Анатолий Маркуша - НЕТ
– Вот именно. Обещал облетать один аппаратик, и Княгинин специально ждал, когда я развяжусь с Севсом…
– Но ты же не виноват, Витя!
– А он-то и вовсе не виноват…
– Тебе Барковский понравился?
– Ничего дед. С понятиями, видно.
– Совершенно очаровательный старик и как держится! А ведь ему, должно быть, больше восьмидесяти. Я девчонкой по его учебникам училась.
– А чего эти профессора сейчас делают? Агаянц еще не взлетел, я бы услышал.
– Сурен Тигранович повел всех обедать.
– Значит, Сурену старик тоже пришелся. Повел бы он просто так начальство обедать!

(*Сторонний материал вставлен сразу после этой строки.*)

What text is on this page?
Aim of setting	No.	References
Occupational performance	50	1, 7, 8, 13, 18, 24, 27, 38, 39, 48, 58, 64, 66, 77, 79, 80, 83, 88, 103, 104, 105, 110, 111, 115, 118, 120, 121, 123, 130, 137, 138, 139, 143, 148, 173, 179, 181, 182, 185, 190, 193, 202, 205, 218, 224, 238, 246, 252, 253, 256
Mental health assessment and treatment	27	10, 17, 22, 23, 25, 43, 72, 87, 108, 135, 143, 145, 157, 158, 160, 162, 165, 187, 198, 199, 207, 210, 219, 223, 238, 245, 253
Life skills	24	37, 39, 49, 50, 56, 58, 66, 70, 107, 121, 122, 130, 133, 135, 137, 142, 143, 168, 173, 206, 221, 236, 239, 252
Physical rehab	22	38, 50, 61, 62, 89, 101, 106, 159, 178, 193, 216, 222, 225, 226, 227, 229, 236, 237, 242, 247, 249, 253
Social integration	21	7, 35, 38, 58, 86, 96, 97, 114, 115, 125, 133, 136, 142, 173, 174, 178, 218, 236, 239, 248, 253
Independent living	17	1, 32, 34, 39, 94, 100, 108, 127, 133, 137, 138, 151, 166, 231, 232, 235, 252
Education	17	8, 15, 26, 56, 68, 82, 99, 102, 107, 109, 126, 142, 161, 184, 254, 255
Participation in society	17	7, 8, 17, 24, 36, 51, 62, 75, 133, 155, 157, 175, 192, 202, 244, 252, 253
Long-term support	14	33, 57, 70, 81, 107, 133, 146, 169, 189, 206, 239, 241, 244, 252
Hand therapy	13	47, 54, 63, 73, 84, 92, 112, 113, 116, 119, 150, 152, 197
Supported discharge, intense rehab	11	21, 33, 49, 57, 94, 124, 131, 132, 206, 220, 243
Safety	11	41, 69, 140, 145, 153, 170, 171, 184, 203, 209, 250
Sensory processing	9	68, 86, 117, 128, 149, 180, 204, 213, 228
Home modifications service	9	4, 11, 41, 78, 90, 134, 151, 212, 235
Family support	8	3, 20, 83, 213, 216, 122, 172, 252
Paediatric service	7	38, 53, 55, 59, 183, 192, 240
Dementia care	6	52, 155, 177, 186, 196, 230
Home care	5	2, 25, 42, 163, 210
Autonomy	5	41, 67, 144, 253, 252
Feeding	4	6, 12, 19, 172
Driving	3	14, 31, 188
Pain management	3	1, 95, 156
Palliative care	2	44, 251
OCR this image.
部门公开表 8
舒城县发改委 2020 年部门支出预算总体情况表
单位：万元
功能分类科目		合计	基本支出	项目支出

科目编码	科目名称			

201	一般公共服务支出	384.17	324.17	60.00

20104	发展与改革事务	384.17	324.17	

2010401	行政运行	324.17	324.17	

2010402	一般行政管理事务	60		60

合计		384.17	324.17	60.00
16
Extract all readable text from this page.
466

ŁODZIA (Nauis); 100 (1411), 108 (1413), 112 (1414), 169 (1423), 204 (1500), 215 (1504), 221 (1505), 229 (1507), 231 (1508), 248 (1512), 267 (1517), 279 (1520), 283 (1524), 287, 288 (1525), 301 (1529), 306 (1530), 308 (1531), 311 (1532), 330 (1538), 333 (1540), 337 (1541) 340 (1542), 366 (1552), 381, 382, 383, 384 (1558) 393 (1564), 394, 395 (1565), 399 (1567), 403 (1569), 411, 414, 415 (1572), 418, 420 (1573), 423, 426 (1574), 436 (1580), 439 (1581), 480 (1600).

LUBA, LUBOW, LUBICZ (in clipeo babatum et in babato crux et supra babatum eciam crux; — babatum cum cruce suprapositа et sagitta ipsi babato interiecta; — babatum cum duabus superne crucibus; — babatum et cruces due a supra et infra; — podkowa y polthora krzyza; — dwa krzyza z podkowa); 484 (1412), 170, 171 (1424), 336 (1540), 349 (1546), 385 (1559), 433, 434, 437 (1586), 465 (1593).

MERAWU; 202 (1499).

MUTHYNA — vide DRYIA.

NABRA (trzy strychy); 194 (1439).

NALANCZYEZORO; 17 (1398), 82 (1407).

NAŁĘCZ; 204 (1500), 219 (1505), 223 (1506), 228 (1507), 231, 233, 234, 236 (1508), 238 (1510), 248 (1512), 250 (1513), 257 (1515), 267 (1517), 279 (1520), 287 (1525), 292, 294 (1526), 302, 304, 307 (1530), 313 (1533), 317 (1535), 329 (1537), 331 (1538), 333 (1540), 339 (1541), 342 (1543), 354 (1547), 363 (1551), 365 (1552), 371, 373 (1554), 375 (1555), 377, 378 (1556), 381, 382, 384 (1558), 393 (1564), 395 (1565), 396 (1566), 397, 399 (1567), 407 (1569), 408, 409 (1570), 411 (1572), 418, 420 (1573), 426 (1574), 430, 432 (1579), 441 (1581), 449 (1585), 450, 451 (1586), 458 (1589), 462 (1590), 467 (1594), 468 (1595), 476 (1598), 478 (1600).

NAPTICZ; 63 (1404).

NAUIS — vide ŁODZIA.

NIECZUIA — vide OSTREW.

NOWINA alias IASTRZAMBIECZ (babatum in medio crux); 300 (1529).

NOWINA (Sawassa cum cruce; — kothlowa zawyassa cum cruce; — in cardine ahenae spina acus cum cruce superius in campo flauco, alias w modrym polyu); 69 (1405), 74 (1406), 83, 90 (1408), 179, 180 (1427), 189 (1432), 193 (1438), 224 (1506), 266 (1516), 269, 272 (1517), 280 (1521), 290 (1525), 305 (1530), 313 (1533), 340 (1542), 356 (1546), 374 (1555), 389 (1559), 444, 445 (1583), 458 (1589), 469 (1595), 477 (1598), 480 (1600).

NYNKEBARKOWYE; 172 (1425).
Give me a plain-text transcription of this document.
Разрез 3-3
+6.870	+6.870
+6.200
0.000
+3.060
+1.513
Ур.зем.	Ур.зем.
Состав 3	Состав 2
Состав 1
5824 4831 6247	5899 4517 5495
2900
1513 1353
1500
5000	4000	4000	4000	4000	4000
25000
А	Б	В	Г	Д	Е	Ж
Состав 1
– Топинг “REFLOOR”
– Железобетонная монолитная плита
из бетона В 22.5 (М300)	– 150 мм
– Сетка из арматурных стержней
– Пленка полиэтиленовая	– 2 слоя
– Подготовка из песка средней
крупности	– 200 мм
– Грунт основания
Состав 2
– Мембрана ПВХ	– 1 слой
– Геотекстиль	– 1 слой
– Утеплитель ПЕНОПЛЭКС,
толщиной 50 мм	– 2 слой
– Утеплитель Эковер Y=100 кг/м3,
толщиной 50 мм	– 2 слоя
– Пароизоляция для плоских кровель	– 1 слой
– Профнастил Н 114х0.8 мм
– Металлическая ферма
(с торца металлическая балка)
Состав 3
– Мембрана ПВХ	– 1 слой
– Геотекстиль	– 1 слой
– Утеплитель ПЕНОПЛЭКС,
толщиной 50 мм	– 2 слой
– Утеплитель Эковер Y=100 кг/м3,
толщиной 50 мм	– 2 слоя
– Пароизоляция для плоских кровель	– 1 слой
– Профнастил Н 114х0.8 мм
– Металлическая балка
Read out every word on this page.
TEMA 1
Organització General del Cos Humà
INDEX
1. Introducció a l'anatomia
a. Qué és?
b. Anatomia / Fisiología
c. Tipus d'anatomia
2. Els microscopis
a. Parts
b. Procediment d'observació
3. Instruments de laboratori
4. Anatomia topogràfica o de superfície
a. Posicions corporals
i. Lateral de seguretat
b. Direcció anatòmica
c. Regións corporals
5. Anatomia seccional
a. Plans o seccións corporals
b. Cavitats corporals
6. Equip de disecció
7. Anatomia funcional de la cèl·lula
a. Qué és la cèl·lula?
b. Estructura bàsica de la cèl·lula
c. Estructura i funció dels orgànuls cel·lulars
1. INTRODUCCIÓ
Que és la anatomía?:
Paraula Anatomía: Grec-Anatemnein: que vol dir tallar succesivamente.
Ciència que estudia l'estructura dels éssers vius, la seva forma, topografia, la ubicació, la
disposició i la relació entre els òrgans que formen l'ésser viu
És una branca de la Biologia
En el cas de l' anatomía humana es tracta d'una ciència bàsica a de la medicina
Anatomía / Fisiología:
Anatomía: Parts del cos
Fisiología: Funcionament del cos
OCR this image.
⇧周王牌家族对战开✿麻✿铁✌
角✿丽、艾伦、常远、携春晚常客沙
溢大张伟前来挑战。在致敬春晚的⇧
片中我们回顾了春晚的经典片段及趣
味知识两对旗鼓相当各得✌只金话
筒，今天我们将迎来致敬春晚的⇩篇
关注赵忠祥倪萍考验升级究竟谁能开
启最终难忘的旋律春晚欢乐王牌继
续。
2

– Барковский всем понравился.
Кто знает, как замыкаются ассоциативные цепи памяти? Мать назвала фамилию Княгинина – и Хабаров сразу же совершенно отчетливо представил княгининское конструкторское бюро, его подчеркнуто современный стиль, и сразу появилась деталь: длинный, освещенный невидимыми лампами дневного света коридор, Марина, разговаривающая с очкариком Глебом…
Марина, Марина, Марина… Хабаров дважды обманул девушку. Дважды обещал позвонить и не позвонил. Он вовсе не собирался ее обманывать, но так сложились обстоятельства. Просто сошлись внешние факторы… А что он собирался?.. Хабарова смутило это очень уж категорическое "собирался"… И он стал мысленно сочинять письмо Марине. Обращение не придумал и начал с текста.
"Видит бог, что я не имел злостного намерения обманывать вас. Кажется, кто-то из великих говорил: "Все мы рабы и пленники обстоятельств". Так вот, я тоже раб, прикованный хоть и не к галере, а к омерзительной больничной койке. Подробности опускаю: слишком это неблагодарная задача – рассказывать о больнице. Лежу и стараюсь думать о лучшем, что было, и еще может быть. Да! Может. Как видите, я оптимист. Оптимист поневоле…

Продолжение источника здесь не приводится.